When Jim Otten purchased an abandoned paper factory at 7259 Sleepy Hollow Road in West Bend, Wisconsin, he had a vision to build the largest appliance showroom in the state. As the owner of Kettle Moraine Appliance and Sleep Center, Jim accelerated his business and was beginning to outgrow his two locations in West Bend and Cedarburg. The opportunity to grow more and move into a building that better fit the trajectory of his business couldn’t be passed up.
Jim took it upon himself to renovate the abandoned factory, which was in condemnable shape. The old, massive propane tanks, ovens and other machinery that sat in the same positions from use 30 years ago needed to be broken down and removed. Trees had grown through the dilapidated roof, and empty pits in the floor had filled with rainwater. Jim had a massive undertaking on his hands.
All the while, his existing stores still had to run and be profitable while he focused on the new building. The need to constantly monitor appliance turns and margins didn’t cease. The P&L still needed to be in the black. Payroll still needed to be met so that employees could continue to be paid. All said, the challenges of running an appliance business didn’t vanish just because Jim decided to expand into a new building.
So, what was a major factor in being profitable enough to take on such a daunting task? According to Otten, product protection margins played a major role in affording him the confidence to chase this dream.

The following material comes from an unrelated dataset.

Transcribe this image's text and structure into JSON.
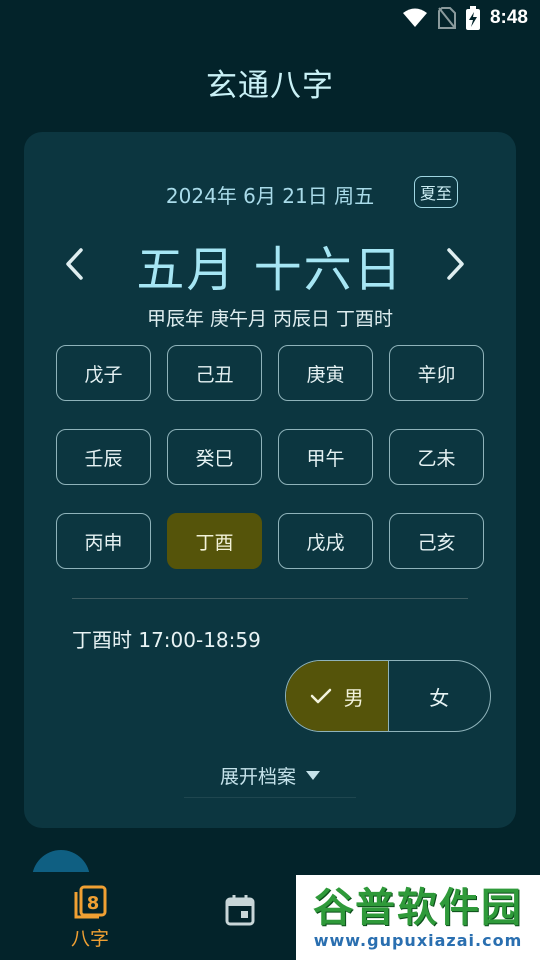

“Product protection margins are vital for me to keep the doors open, to continue supplying appliances to my customers, and to providing income for the good people that work for me,” Otten says.
Shortly after the grand opening of the largest appliance showroom in the state of Wisconsin, Kettle Moraine Appliance and Sleep Center hosted fellow Nationwide dealers and held a regional sales training for — you guessed it — product protection.